Thanks! Gonna give it a try now.

I've actually developed my own array language inspired by kdb+/q and forth called xs: https://cryptm.org/xs/

It's a little more pedestrian than what you're doing: APL/J have this ethereal magical quality that k/q seem to lack for whatever reason. Probably because of the lack of tacit programming (which xs supports btw).

It's a Java world, we array language folks need to stick together. Maybe we can even break the glass ceiling and get array languages used for front-end work in a couple decades!

mlochbaum · on Aug 16, 2020

I'd seen xs before, actually. I spent a while building concatenative array languages (nothing this complex though—file functions! The luxury!) before deciding that I really need some more structure to make sense of the code.

A good amount of implementation discussion goes on at https://chat.stackexchange.com/rooms/52405/the-apl-orchard . I'm sure we'd enjoy your contributions.

smabie · on Aug 16, 2020

I think there's a conflict between the essence of array languages (building a DAG of monadic (in the FP sense) operations and letting arrays flow through it) and the one dimensionality of a stream of symbols in a text file. Ben Lynn [https://crypto.stanford.edu/~blynn/c/apl.html] puts it best:

"Worse still, tacit hooks, forks, and ranks obscures the beautiful category theory connections: hooks and forks are function composition and application within the Reader monad, while adjusting the rank of a function corresponds to applying functors."

Hooks are a structured approach to this problem, while stacks are an unstructured one. And there will always be tension between the two for as long as the current textual model of programming is used (or maybe no matter what representation we use). How obscure are we willing to get in order to get closer to the beautiful DAG we have in our head?

I of course don't have a good answer to that, and I think the dominant paradigm of array languages has set to be discovered. APL gets us close, but we clearly agree that there's more work yet to be done.

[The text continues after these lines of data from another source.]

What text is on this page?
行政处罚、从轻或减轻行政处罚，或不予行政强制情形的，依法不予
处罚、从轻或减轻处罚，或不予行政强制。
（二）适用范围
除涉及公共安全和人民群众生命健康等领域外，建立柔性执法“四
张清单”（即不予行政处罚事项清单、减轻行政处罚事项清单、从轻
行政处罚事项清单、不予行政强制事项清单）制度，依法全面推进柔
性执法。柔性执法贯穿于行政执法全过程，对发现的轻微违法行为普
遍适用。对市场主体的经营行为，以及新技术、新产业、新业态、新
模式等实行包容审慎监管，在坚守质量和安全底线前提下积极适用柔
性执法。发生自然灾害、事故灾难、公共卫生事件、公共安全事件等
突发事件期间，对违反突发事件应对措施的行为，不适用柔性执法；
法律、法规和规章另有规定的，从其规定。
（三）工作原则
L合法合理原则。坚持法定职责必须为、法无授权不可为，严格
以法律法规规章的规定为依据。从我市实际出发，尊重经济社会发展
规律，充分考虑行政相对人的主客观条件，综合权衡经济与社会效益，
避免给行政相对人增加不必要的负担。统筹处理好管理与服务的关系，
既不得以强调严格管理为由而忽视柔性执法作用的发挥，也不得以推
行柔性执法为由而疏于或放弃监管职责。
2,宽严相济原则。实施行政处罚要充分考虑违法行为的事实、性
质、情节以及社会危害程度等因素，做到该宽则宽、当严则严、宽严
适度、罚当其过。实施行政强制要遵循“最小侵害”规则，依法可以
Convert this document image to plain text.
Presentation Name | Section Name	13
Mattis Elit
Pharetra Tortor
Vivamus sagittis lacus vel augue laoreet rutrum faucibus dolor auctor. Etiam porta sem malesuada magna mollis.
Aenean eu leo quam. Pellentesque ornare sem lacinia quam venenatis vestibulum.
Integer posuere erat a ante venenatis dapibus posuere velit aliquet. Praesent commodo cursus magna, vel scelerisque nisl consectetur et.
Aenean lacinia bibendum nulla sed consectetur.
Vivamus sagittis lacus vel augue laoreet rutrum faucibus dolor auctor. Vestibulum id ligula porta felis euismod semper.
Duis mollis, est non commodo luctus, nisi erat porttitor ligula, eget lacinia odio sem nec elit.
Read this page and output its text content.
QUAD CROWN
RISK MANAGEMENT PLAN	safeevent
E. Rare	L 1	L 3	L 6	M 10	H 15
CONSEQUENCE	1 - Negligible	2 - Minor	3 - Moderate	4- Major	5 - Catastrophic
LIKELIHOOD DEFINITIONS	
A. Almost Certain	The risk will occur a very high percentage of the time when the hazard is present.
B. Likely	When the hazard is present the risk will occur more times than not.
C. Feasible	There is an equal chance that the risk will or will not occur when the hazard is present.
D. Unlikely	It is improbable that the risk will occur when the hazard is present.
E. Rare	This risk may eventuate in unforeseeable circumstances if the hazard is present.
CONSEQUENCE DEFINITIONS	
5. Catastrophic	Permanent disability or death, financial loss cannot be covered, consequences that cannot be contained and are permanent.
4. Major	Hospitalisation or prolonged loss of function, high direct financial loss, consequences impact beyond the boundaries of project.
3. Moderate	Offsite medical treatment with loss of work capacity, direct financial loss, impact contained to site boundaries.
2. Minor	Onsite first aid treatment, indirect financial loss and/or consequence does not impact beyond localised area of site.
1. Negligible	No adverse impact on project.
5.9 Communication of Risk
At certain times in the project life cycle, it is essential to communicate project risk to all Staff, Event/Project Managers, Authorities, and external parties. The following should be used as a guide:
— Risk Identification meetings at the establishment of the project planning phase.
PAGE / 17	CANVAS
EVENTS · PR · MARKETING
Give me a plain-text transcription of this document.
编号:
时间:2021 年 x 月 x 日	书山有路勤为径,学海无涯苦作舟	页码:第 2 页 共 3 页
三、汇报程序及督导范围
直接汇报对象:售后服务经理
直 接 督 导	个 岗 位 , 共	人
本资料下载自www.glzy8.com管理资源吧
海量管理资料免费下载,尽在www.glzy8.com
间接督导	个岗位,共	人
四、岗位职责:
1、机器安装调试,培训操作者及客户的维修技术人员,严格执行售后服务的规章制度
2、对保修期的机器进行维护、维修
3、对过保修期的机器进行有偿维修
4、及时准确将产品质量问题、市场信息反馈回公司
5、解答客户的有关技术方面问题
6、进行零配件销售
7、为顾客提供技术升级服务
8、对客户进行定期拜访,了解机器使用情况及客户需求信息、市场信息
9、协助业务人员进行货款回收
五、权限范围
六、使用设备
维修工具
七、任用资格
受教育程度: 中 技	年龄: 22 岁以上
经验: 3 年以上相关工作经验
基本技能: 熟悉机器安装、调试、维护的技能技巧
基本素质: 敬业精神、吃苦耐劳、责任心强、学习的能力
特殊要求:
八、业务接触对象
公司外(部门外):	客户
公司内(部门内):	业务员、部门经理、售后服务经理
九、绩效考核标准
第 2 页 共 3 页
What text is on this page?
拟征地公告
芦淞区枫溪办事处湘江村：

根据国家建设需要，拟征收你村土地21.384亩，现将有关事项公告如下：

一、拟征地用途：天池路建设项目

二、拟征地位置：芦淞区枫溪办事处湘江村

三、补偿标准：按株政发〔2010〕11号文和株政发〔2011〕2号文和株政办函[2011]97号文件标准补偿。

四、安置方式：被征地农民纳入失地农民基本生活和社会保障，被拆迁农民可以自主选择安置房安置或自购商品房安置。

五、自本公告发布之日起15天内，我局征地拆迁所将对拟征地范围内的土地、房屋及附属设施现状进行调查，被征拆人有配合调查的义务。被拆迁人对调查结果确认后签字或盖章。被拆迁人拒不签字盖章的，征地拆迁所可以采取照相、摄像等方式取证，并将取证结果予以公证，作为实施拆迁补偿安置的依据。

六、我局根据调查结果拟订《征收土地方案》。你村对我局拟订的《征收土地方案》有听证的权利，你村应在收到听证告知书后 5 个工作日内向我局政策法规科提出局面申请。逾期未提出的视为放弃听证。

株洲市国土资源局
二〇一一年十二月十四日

Looking at your bytecode design, I was reminded of this old paper about building APL hardware: http://www.softwarepreservation.org/projects/apl/Papers/1970... . Not sure how relavent that is, but maybe it'll be the inspiration of a beautiful VM architecture!

quantified · on Aug 16, 2020

Exciting. I’m really interested to see how this develops, great work to this point.

_9iuc · on Aug 16, 2020

If you could get this to run fast on GPUs you might get some converts from other APL family languages.